Selon, Alba Pavón, l'une des membres de ce groupe, il est né suite aux conversations entre voisines qui se racontaient leurs problèmes quotidiens avant de réaliser qu'elles étaient toutes semblables.

Elles ont ainsi décidé de parler avec les autres femmes et familles du secteur, de les écouter et de voir de quelle manière elles pouvaient aider à résoudre les principaux problèmes et, surtout, lutter contre la discrimination qu’elles subissent dans leurs relations quotidiennes.

Selon Pavon, la discrimination est un problème très grave pour ce groupe, puisque ce n'est pas un phénomène qui prendra fin uniquement par la lutte de la communauté afro. Il est également nécessaire que l'État garantisse l'accès aux droits ainsi que la protection de ces mêmes droits.

"Être noire en Équateur fait que vous devez vous battre deux, trois, dix fois plus pour quelque chose que vous voulez obtenir."
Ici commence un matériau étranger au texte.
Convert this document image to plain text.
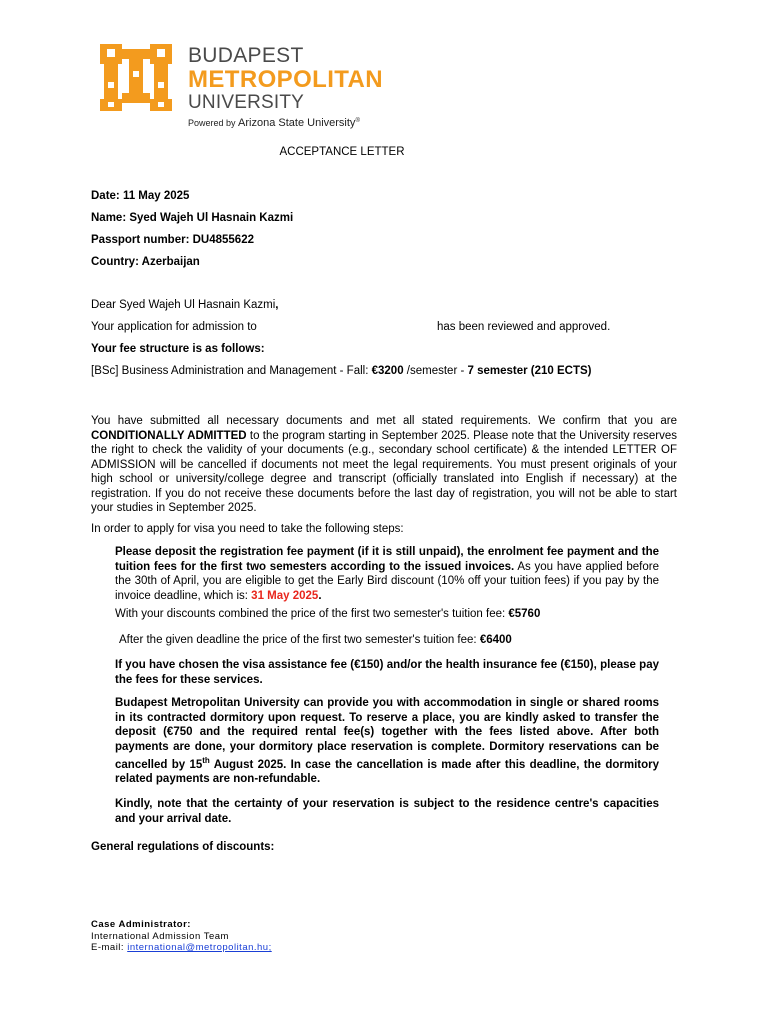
BUDAPEST
METROPOLITAN
UNIVERSITY
Powered by Arizona State University®
ACCEPTANCE LETTER
Date: 11 May 2025
Name: Syed Wajeh Ul Hasnain Kazmi
Passport number: DU4855622
Country: Azerbaijan
Dear Syed Wajeh Ul Hasnain Kazmi,
Your application for admission to	has been reviewed and approved.
Your fee structure is as follows:
[BSc] Business Administration and Management - Fall: €3200 /semester - 7 semester (210 ECTS)
You have submitted all necessary documents and met all stated requirements. We confirm that you are CONDITIONALLY ADMITTED to the program starting in September 2025. Please note that the University reserves the right to check the validity of your documents (e.g., secondary school certificate) & the intended LETTER OF ADMISSION will be cancelled if documents not meet the legal requirements. You must present originals of your high school or university/college degree and transcript (officially translated into English if necessary) at the registration. If you do not receive these documents before the last day of registration, you will not be able to start your studies in September 2025.
In order to apply for visa you need to take the following steps:
Please deposit the registration fee payment (if it is still unpaid), the enrolment fee payment and the tuition fees for the first two semesters according to the issued invoices. As you have applied before the 30th of April, you are eligible to get the Early Bird discount (10% off your tuition fees) if you pay by the invoice deadline, which is: 31 May 2025.
With your discounts combined the price of the first two semester's tuition fee: €5760
After the given deadline the price of the first two semester's tuition fee: €6400
If you have chosen the visa assistance fee (€150) and/or the health insurance fee (€150), please pay the fees for these services.
Budapest Metropolitan University can provide you with accommodation in single or shared rooms in its contracted dormitory upon request. To reserve a place, you are kindly asked to transfer the deposit (€750 and the required rental fee(s) together with the fees listed above. After both payments are done, your dormitory place reservation is complete. Dormitory reservations can be cancelled by 15th August 2025. In case the cancellation is made after this deadline, the dormitory related payments are non-refundable.
Kindly, note that the certainty of your reservation is subject to the residence centre's capacities and your arrival date.
General regulations of discounts:
Case Administrator:
International Admission Team
E-mail: international@metropolitan.hu;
Las Martinas ont commencé leur travail il y a quatre ans. Alba était l’initiatrice de ce groupe, elle qui après avoir été abandonnée par son partenaire et devant s’occuper de deux filles décida de s’en sortir et de venir en aide à ses voisines.

Justement, parmi les problèmes rencontrés par les femmes, on retrouve l’abandon des enfants par les parents et la violence intrafamiliale, la non légalisation de leurs terres, le manque d'éducation et l'analphabétisme.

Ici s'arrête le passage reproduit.